Étape 3 : Dump your NAND twice by using the read command :
? If you have a 16 mo nand
nandpro usb : -r16 nanddumpaname.bin
? If you have a 256/512 mo nand
nandpro usb : -r64 nanddumpaname.bin
Step 3 : Compare the two dumps with the following command (you can use MD5 Checksums too) :
fc /b nanddumpname.bin nanddumpname2.bin
You should see something like FC : No difference found. If the two dumps don't match, do a new dump and check again.
B: Installation de Python et Python Crypto
NB : The part B et C can be done with GUI Apps like BestPig ToolBox or 360 Mutlibuilder, but in this tutorial we will explain the former method.
Step 1 : Install Python 2.7 (32bit!) and PyCrypto 2.3 with the default settings :
Step 2 : Go in Control Panel > System > Advanced system settings
Step 3 : Click on environnement variables
Step 4 : Click on New in system variable
Step 5 : Add this for the name and the value of the variable :
PYTHONPATH
%PYTHONPATH%;C:\Python27 ;
C: Creating the ECC image :
Step 1 : Download this archive and uncompress.

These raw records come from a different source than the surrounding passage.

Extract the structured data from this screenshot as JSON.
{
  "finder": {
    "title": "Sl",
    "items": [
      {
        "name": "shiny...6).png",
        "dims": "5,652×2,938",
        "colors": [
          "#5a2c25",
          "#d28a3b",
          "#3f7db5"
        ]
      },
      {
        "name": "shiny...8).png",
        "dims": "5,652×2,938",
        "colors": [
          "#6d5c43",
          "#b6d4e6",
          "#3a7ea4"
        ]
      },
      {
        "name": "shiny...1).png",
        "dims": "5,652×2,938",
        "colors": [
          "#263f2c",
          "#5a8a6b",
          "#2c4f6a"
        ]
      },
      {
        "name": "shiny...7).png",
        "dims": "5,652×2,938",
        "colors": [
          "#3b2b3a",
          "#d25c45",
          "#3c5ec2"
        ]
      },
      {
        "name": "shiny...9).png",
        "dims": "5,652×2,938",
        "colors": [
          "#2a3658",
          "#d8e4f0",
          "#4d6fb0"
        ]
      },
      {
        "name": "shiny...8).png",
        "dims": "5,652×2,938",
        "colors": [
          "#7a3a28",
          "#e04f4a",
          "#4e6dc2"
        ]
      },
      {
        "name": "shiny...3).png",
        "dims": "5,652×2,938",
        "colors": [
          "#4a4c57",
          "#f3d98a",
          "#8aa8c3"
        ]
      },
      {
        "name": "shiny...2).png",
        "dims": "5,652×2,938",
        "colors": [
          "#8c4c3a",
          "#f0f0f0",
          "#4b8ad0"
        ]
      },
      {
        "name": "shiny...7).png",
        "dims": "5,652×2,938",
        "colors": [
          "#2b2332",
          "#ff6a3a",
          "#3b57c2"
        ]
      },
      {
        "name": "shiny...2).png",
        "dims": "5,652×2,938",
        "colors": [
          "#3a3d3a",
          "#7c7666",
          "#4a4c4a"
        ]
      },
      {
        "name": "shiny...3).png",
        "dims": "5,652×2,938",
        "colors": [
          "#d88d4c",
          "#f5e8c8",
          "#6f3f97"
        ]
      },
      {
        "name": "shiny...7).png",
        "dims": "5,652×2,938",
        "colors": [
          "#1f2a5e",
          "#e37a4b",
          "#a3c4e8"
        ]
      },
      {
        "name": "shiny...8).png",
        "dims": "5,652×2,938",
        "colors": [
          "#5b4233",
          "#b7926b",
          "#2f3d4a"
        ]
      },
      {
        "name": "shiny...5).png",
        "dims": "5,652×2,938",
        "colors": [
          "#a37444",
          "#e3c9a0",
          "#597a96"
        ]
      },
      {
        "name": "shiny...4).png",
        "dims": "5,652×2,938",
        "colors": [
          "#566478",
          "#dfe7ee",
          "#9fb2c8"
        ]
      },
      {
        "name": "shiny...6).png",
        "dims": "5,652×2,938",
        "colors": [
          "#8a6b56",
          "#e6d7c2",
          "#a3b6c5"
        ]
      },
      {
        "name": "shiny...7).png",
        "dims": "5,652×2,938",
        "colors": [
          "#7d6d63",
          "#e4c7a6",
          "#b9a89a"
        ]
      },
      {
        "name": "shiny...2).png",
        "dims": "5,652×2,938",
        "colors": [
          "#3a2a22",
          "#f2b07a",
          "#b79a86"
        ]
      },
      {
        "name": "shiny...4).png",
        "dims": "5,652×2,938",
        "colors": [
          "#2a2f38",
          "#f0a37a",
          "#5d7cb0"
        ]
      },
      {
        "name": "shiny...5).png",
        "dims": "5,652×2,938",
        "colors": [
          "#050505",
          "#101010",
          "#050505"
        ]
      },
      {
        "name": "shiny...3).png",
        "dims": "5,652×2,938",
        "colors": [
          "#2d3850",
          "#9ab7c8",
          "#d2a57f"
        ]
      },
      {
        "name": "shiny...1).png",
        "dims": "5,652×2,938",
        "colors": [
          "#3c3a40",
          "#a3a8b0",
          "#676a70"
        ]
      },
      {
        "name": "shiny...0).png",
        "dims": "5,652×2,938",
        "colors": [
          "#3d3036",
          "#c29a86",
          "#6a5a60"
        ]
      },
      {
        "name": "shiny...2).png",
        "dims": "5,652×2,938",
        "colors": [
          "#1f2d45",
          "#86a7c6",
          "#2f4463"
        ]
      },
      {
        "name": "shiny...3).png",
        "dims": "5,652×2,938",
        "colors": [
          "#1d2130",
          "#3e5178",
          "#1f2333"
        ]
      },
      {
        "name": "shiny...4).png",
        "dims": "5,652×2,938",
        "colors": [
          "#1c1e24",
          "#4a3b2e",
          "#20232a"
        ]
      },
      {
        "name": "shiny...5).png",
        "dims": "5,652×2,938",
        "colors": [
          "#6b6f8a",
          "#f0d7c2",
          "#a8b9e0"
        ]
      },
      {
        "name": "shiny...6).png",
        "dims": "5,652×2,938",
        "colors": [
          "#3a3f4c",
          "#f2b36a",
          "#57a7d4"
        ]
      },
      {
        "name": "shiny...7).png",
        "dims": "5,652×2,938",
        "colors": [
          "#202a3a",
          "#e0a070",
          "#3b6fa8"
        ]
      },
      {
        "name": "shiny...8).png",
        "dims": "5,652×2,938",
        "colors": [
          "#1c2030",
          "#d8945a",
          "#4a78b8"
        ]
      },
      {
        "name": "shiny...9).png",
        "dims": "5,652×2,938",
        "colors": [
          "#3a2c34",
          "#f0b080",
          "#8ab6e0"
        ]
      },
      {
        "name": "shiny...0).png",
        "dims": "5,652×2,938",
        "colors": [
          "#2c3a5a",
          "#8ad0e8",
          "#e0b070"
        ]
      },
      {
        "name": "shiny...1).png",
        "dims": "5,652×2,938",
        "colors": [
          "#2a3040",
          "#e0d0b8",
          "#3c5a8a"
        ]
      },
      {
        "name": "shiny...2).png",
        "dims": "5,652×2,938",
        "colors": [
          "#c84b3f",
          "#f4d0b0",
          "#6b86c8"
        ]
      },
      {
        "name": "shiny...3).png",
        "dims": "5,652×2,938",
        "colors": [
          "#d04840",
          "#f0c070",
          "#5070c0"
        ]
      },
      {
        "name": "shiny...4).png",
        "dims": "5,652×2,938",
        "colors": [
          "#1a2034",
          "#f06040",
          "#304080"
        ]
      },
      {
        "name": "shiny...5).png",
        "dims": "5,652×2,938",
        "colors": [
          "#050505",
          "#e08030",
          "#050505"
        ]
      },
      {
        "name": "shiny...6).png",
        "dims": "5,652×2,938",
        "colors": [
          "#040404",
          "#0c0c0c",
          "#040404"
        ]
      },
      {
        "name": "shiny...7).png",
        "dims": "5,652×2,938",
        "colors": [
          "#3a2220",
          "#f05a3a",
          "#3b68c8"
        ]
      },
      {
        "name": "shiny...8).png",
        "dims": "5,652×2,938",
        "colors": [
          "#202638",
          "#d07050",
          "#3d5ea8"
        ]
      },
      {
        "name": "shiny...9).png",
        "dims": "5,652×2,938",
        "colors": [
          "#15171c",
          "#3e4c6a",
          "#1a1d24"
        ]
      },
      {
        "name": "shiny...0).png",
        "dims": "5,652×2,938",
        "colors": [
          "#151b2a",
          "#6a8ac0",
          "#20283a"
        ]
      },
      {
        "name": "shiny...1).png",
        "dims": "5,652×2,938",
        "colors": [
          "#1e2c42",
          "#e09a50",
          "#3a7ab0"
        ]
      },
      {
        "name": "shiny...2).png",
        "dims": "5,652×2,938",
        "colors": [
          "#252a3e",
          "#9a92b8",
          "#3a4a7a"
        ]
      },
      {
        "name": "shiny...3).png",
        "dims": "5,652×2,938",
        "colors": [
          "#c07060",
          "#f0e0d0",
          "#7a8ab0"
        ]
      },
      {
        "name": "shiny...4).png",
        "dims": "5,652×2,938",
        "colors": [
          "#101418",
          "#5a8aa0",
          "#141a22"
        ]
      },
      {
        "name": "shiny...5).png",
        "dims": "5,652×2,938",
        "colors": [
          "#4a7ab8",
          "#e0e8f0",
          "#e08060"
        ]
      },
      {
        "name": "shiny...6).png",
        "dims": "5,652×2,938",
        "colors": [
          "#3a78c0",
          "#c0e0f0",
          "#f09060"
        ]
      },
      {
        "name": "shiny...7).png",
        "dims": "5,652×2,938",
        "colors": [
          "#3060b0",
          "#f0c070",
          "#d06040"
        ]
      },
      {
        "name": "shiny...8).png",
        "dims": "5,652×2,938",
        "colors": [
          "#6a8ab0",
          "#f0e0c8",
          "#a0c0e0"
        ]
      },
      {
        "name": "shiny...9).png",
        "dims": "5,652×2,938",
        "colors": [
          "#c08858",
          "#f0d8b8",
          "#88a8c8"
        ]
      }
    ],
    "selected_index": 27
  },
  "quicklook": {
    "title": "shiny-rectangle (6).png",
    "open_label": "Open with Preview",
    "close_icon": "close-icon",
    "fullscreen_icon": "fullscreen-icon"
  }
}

Step 2 : Put your original NAND dump in the root of the gggggg-folder and create a folder named "ouput" (in the root aswell).
The Step 3 and 4 arent' necessary for slim console.
Step 3 : In the common/imguild folder, do a right clik on the build.py, and open with it IDLE..
Step 4 : Then add the 1BL like that : :
\xDD\x88\xAD\x0C\x9E\xD6\x69\xE7\xB5\x67\x94\xFB\x68\x56\x3E\xFA
Step 5 : Open windows' command prompt again and navigate to the hack folder, then type this python command (don't forget to modify it with your NAND dump name) :
? Command for SLIM and FAT FALCON OPUS ZEPHYR :
python common/imgbuild/build.py nanddumpname.bin common/cdxell/CD common/xell/xell-gggggg.bin
? Command for JASPER :
python common/imgbuild/build.py nanddumpname.bin common/cdxell/CDjasper common/xell/xell-gggggg.bin
If you have a Jasper with CB version 6751 you need to downgrade to 6750, download this archive, copy the cb_6750.bin file next to your nand image in the RGH folder.
Then use this command :
python common/imgbuild/build.py orig.bin common/cdxell/CDjasper common/xell/xell-gggggg.bin Cb_6750.bin.
Example with an Xbox Slim :
You should see the following
Once the process is over, you should find the file image_00000000.ecc in the output folder.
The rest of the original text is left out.